Envoy is easily integrated with open source projects in order to have metrics and distributed tracing.
The following scenario demonstrates how to:
Expose Envoy's statistics in Prometheus.
Use prometheus datasource to build dashboards in Grafana.
Configure envoy to send traces to Jaeger.

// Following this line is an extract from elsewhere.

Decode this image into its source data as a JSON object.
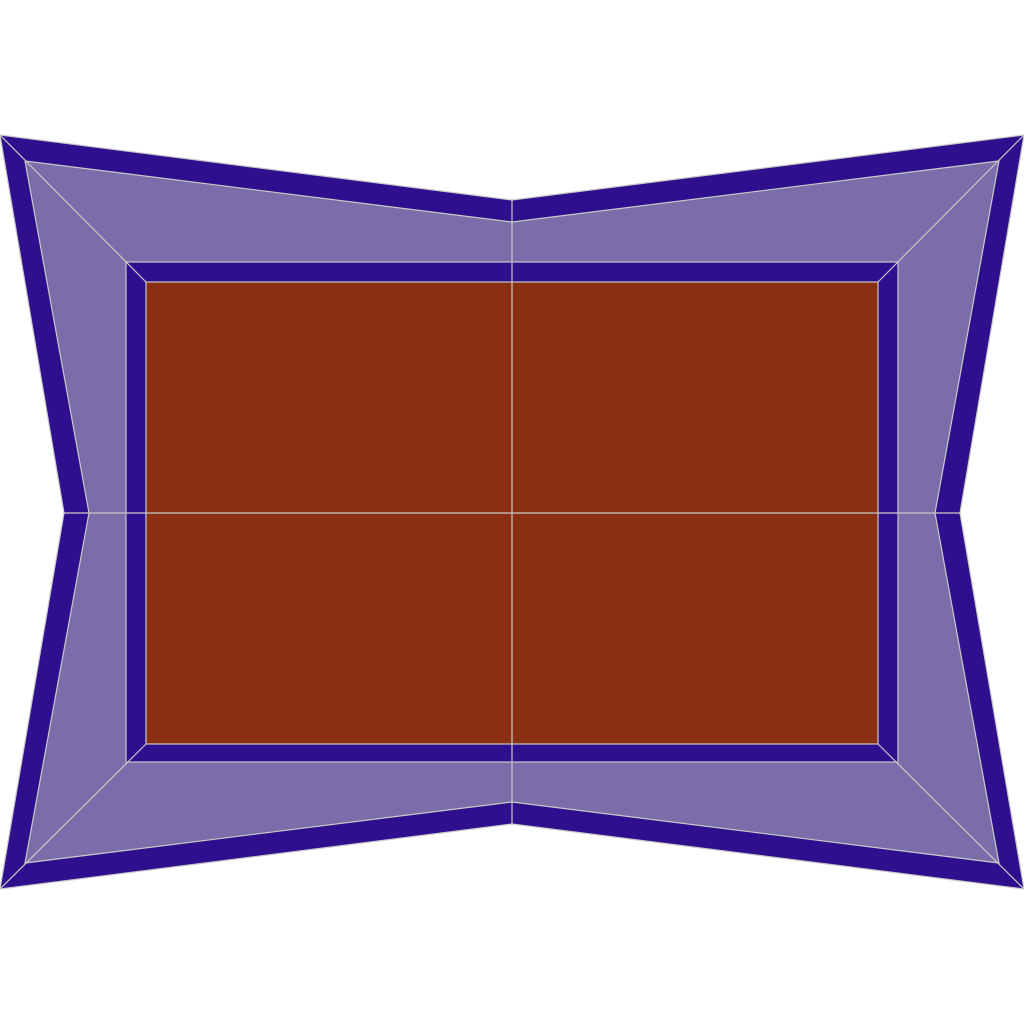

Congratulations. You have successfully:
- Configured Envoy to expose statistics in Prometheus
- Learned how to use Graphana to build dashboards with Envoy statistics
- Made the configuration to send traces to Jaeger
Continue completing Katacoda scenarios to learn more about the potential of Envoy.

Steps
Implementing Metrics and Tracing Capabilities
Step 1 - Start Envoy
An initial envoy configuration file has been created at
envoy.yaml
In this file, it is defined that the server will run with a listener using all network interfaces in port 8080.
- name: listener_0
address:
socket_address: { address: 0.0.0.0, port_value: 10000 }
Also this configuration defines two nodes in targetCluster
hosts: [
{ socket_address: { address: 172.18.0.3, port_value: 80 }},
{ socket_address: { address: 172.18.0.4, port_value: 80 }}
]
Start the envoy proxy with the defined configuration using this command:
docker run --name=proxy -d \
-p 80:10000 \
-p 9901:9901 \
-v $(pwd)/envoy/:/etc/envoy \
envoyproxy/envoy:latest
And then start two healthy http servers using this command:
docker run -d katacoda/docker-http-server:healthy;
docker run -d katacoda/docker-http-server:healthy;
Check if the nodes are running with this command:
curl 172.18.0.3:80; curl 172.18.0.4:80
You should get an answer similar to
<h1>A healthy request was processed by host: dfe3613cc3da</h1>
<h1>A healthy request was processed by host: 6db2061eb74a</h1>
And you can request through envoy
curl localhost:80
Envoy is answering the request and balancing between the two nodes with a ROUND_ROBIN
strategy according to our configuration.